In preparation for my Icelandic trip, I’ve been honing my timelapse knowledge and skills.
From a camera perspective I’ve decided to use my EOSMs (I have two) as my ‘dedicated’ timelapse platforms, leaving my 5D3 and my IR-50D for stills photography.
This week I took delivery of a new timelapse gadget: the Radian 2
The guys at Alpine Labs (https://alpinelaboratories.com/products/radian-2) have been a pleasure to buy from and have answered all my follow-up questions.
I bought the Radian to increase the drama in my timelapses by adding motion panning. The Radian controls the camera via a USB cable, in my case a 5D3, and allows you to control shutter and aperture etc. The Radian 2 'speaks' to a control/setting App that runs on my iPad.
I had also worked out that I should be able to trigger my EOSM as well: despite noting that the Alpine Labs site says that the EOSM can’t be used with the Radian. The ‘secret’ to getting the EOSM to work with the Radian is, of course, Magic Lantern.
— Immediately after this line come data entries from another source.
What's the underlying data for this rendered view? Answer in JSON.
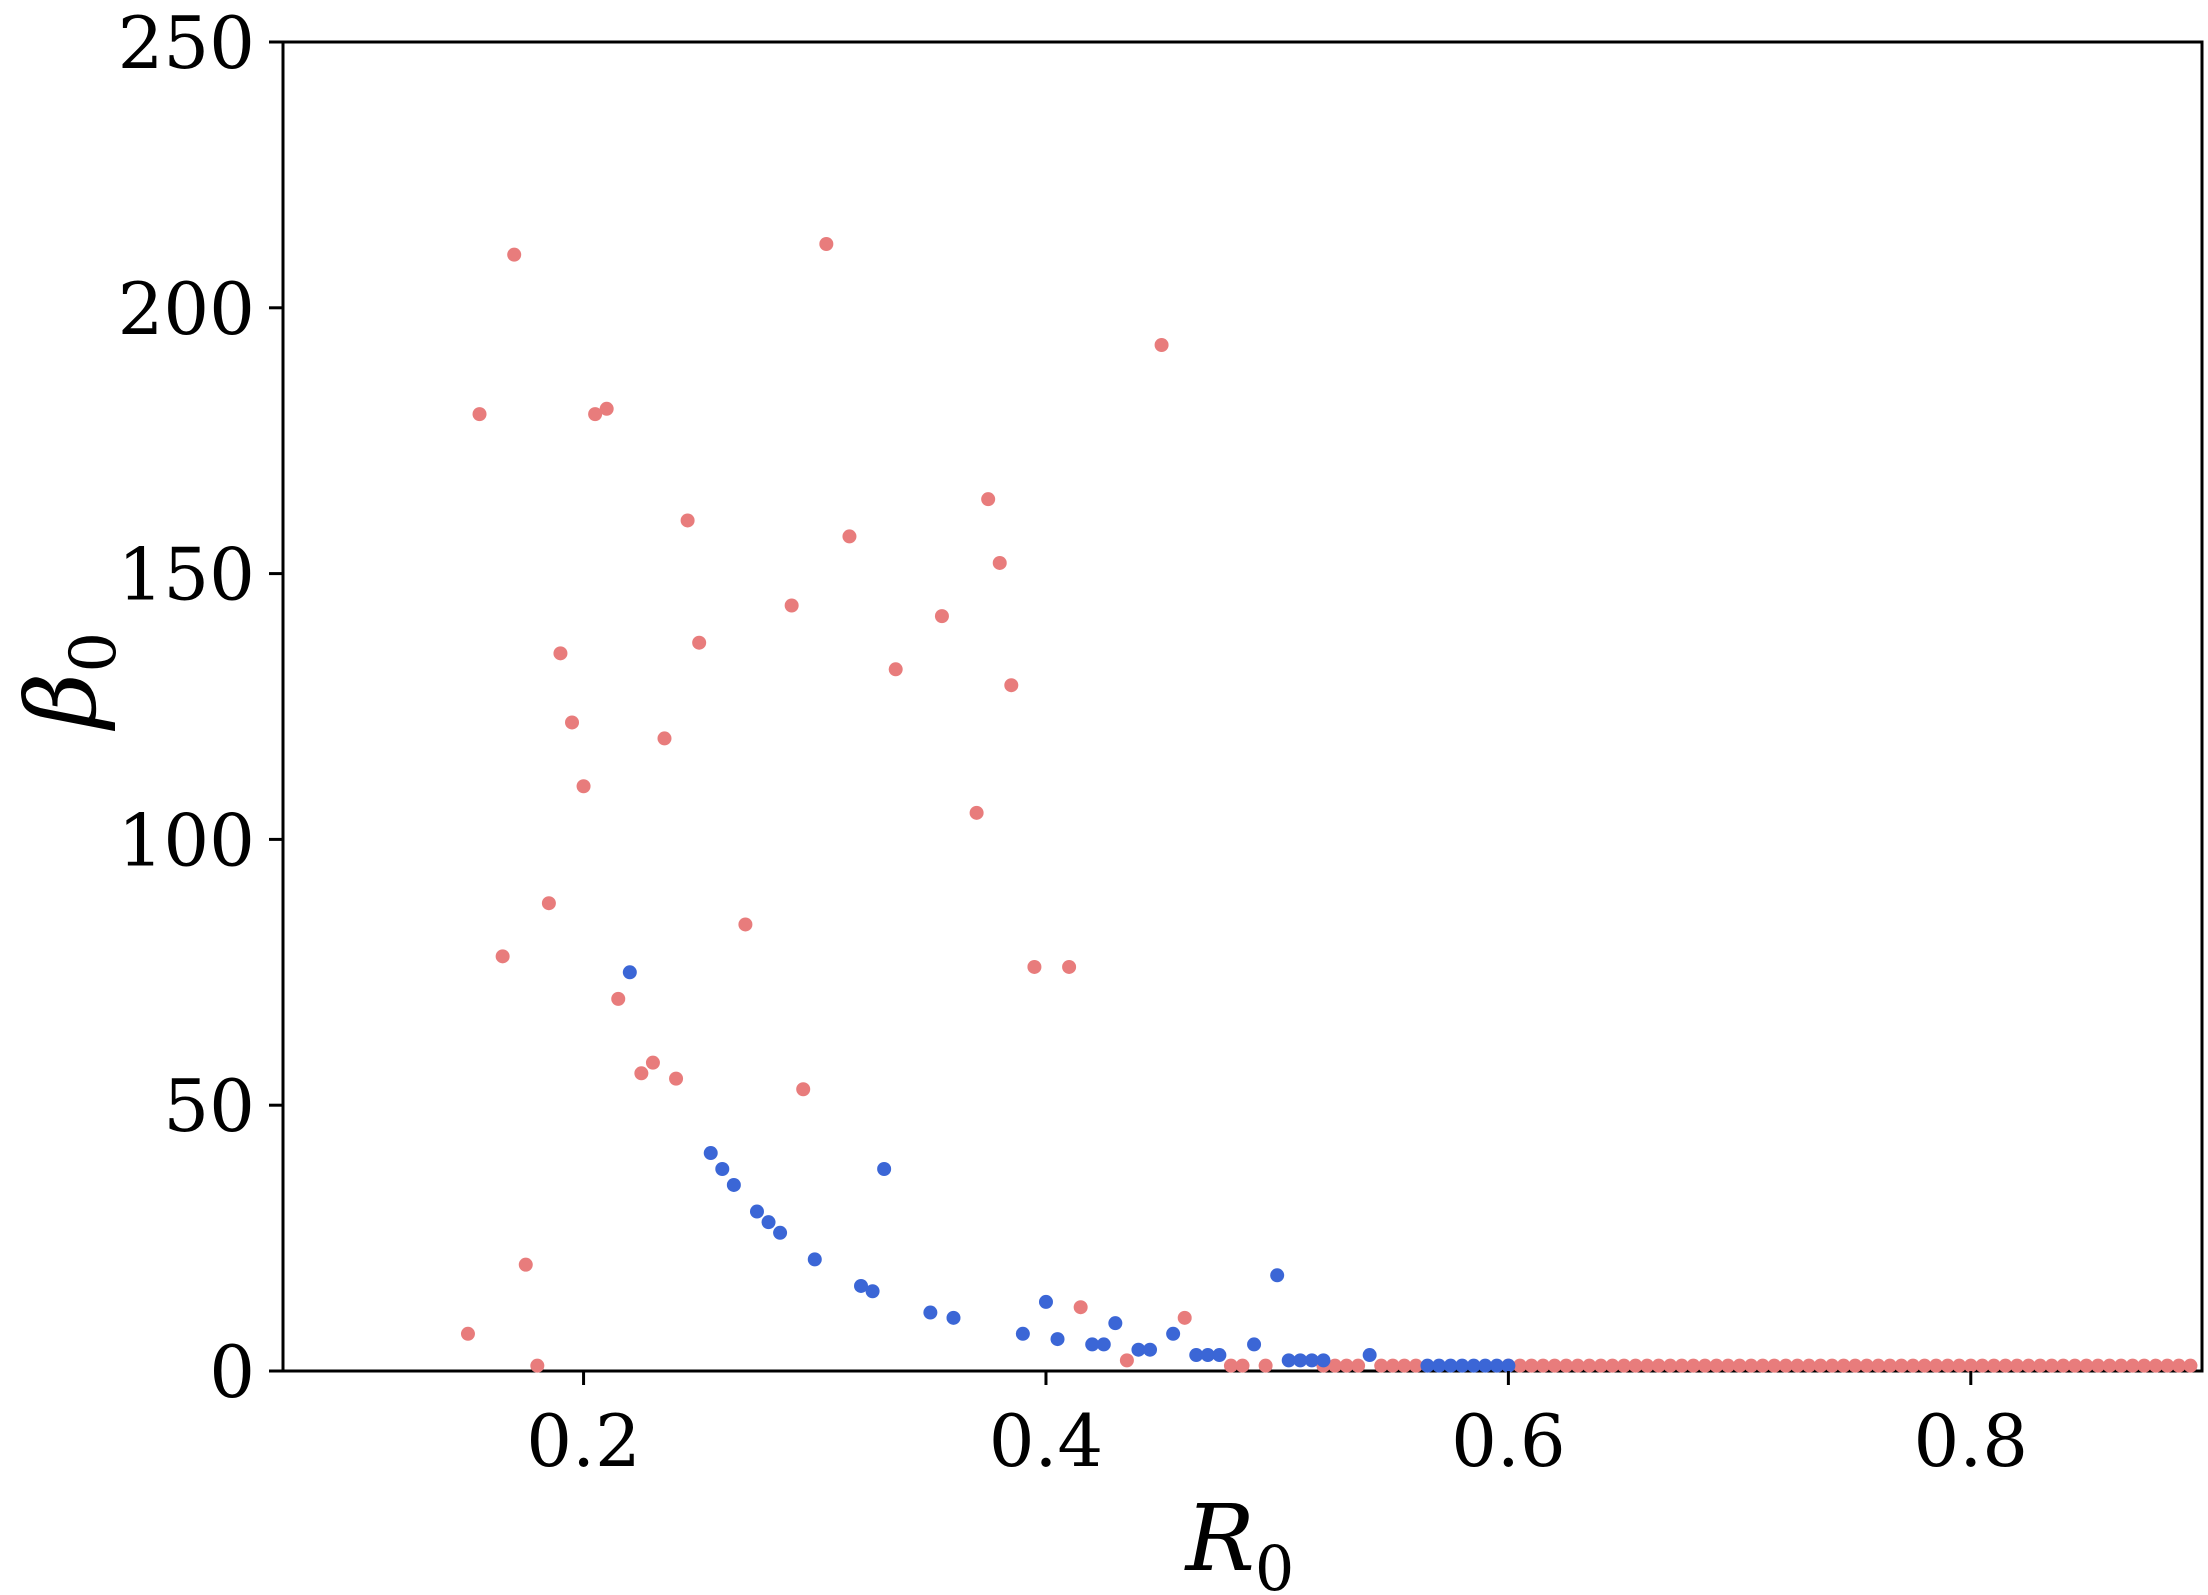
{
  "chart_data": {
    "type": "scatter",
    "xlabel": "R",
    "xlabel_sub": "0",
    "ylabel": "β",
    "ylabel_sub": "0",
    "xlim": [
      0.07,
      0.9
    ],
    "ylim": [
      0,
      250
    ],
    "x_ticks": [
      0.2,
      0.4,
      0.6,
      0.8
    ],
    "x_tick_labels": [
      "0.2",
      "0.4",
      "0.6",
      "0.8"
    ],
    "y_ticks": [
      0,
      50,
      100,
      150,
      200,
      250
    ],
    "y_tick_labels": [
      "0",
      "50",
      "100",
      "150",
      "200",
      "250"
    ],
    "grid": false,
    "colors": {
      "series_red": "#e87c7c",
      "series_blue": "#3b66d6"
    },
    "series": [
      {
        "color": "#e87c7c",
        "points": [
          [
            0.15,
            7
          ],
          [
            0.155,
            180
          ],
          [
            0.165,
            78
          ],
          [
            0.17,
            210
          ],
          [
            0.175,
            20
          ],
          [
            0.18,
            1
          ],
          [
            0.185,
            88
          ],
          [
            0.19,
            135
          ],
          [
            0.195,
            122
          ],
          [
            0.2,
            110
          ],
          [
            0.205,
            180
          ],
          [
            0.21,
            181
          ],
          [
            0.215,
            70
          ],
          [
            0.225,
            56
          ],
          [
            0.23,
            58
          ],
          [
            0.235,
            119
          ],
          [
            0.24,
            55
          ],
          [
            0.245,
            160
          ],
          [
            0.25,
            137
          ],
          [
            0.27,
            84
          ],
          [
            0.29,
            144
          ],
          [
            0.295,
            53
          ],
          [
            0.305,
            212
          ],
          [
            0.315,
            157
          ],
          [
            0.335,
            132
          ],
          [
            0.355,
            142
          ],
          [
            0.37,
            105
          ],
          [
            0.375,
            164
          ],
          [
            0.38,
            152
          ],
          [
            0.385,
            129
          ],
          [
            0.395,
            76
          ],
          [
            0.41,
            76
          ],
          [
            0.415,
            12
          ],
          [
            0.435,
            2
          ],
          [
            0.45,
            193
          ],
          [
            0.46,
            10
          ],
          [
            0.48,
            1
          ],
          [
            0.485,
            1
          ],
          [
            0.495,
            1
          ],
          [
            0.52,
            1
          ],
          [
            0.525,
            1
          ],
          [
            0.53,
            1
          ],
          [
            0.535,
            1
          ],
          [
            0.545,
            1
          ],
          [
            0.55,
            1
          ],
          [
            0.555,
            1
          ],
          [
            0.56,
            1
          ],
          [
            0.6,
            1
          ],
          [
            0.605,
            1
          ],
          [
            0.61,
            1
          ],
          [
            0.615,
            1
          ],
          [
            0.62,
            1
          ],
          [
            0.625,
            1
          ],
          [
            0.63,
            1
          ],
          [
            0.635,
            1
          ],
          [
            0.64,
            1
          ],
          [
            0.645,
            1
          ],
          [
            0.65,
            1
          ],
          [
            0.655,
            1
          ],
          [
            0.66,
            1
          ],
          [
            0.665,
            1
          ],
          [
            0.67,
            1
          ],
          [
            0.675,
            1
          ],
          [
            0.68,
            1
          ],
          [
            0.685,
            1
          ],
          [
            0.69,
            1
          ],
          [
            0.695,
            1
          ],
          [
            0.7,
            1
          ],
          [
            0.705,
            1
          ],
          [
            0.71,
            1
          ],
          [
            0.715,
            1
          ],
          [
            0.72,
            1
          ],
          [
            0.725,
            1
          ],
          [
            0.73,
            1
          ],
          [
            0.735,
            1
          ],
          [
            0.74,
            1
          ],
          [
            0.745,
            1
          ],
          [
            0.75,
            1
          ],
          [
            0.755,
            1
          ],
          [
            0.76,
            1
          ],
          [
            0.765,
            1
          ],
          [
            0.77,
            1
          ],
          [
            0.775,
            1
          ],
          [
            0.78,
            1
          ],
          [
            0.785,
            1
          ],
          [
            0.79,
            1
          ],
          [
            0.795,
            1
          ],
          [
            0.8,
            1
          ],
          [
            0.805,
            1
          ],
          [
            0.81,
            1
          ],
          [
            0.815,
            1
          ],
          [
            0.82,
            1
          ],
          [
            0.825,
            1
          ],
          [
            0.83,
            1
          ],
          [
            0.835,
            1
          ],
          [
            0.84,
            1
          ],
          [
            0.845,
            1
          ],
          [
            0.85,
            1
          ],
          [
            0.855,
            1
          ],
          [
            0.86,
            1
          ],
          [
            0.865,
            1
          ],
          [
            0.87,
            1
          ],
          [
            0.875,
            1
          ],
          [
            0.88,
            1
          ],
          [
            0.885,
            1
          ],
          [
            0.89,
            1
          ],
          [
            0.895,
            1
          ]
        ]
      },
      {
        "color": "#3b66d6",
        "points": [
          [
            0.22,
            75
          ],
          [
            0.255,
            41
          ],
          [
            0.26,
            38
          ],
          [
            0.265,
            35
          ],
          [
            0.275,
            30
          ],
          [
            0.28,
            28
          ],
          [
            0.285,
            26
          ],
          [
            0.3,
            21
          ],
          [
            0.32,
            16
          ],
          [
            0.325,
            15
          ],
          [
            0.33,
            38
          ],
          [
            0.35,
            11
          ],
          [
            0.36,
            10
          ],
          [
            0.39,
            7
          ],
          [
            0.4,
            13
          ],
          [
            0.405,
            6
          ],
          [
            0.42,
            5
          ],
          [
            0.425,
            5
          ],
          [
            0.43,
            9
          ],
          [
            0.44,
            4
          ],
          [
            0.445,
            4
          ],
          [
            0.455,
            7
          ],
          [
            0.465,
            3
          ],
          [
            0.47,
            3
          ],
          [
            0.475,
            3
          ],
          [
            0.49,
            5
          ],
          [
            0.5,
            18
          ],
          [
            0.505,
            2
          ],
          [
            0.51,
            2
          ],
          [
            0.515,
            2
          ],
          [
            0.52,
            2
          ],
          [
            0.54,
            3
          ],
          [
            0.565,
            1
          ],
          [
            0.57,
            1
          ],
          [
            0.575,
            1
          ],
          [
            0.58,
            1
          ],
          [
            0.585,
            1
          ],
          [
            0.59,
            1
          ],
          [
            0.595,
            1
          ],
          [
            0.6,
            1
          ]
        ]
      }
    ]
  }
}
Magic Lantern has an audio trigger mode and the Radian has a 2.5mm audio plug shutter output. Thus all I needed to buy was a 2.5mm (Radian shutter trigger) to 3.5mm (EOSM mic socket) audio cable.
My first attempts, however, didn’t work, as there appeared (sic) to be noise on the line that was randomly triggering the camera.
Thanks to some advice from one of the ML community (thank you Dan) I was educated into some camera settings that I had never looked at, ie in the Movie menu; namely audio gain: which was defaulting to auto. Once I had selected manual and adjusted a few (Canon) settings, the Radian now triggers the EOSM at the correct time.
I’ll be posting more about the EOSM-Radian combination in future posts. For now, it’s worth saying that Magic Lantern enabled EOSM and the Radian 2 are a killer combination for those looking to do motion and Holy Grail timelapses, eg via the ML Auto ETTR feature.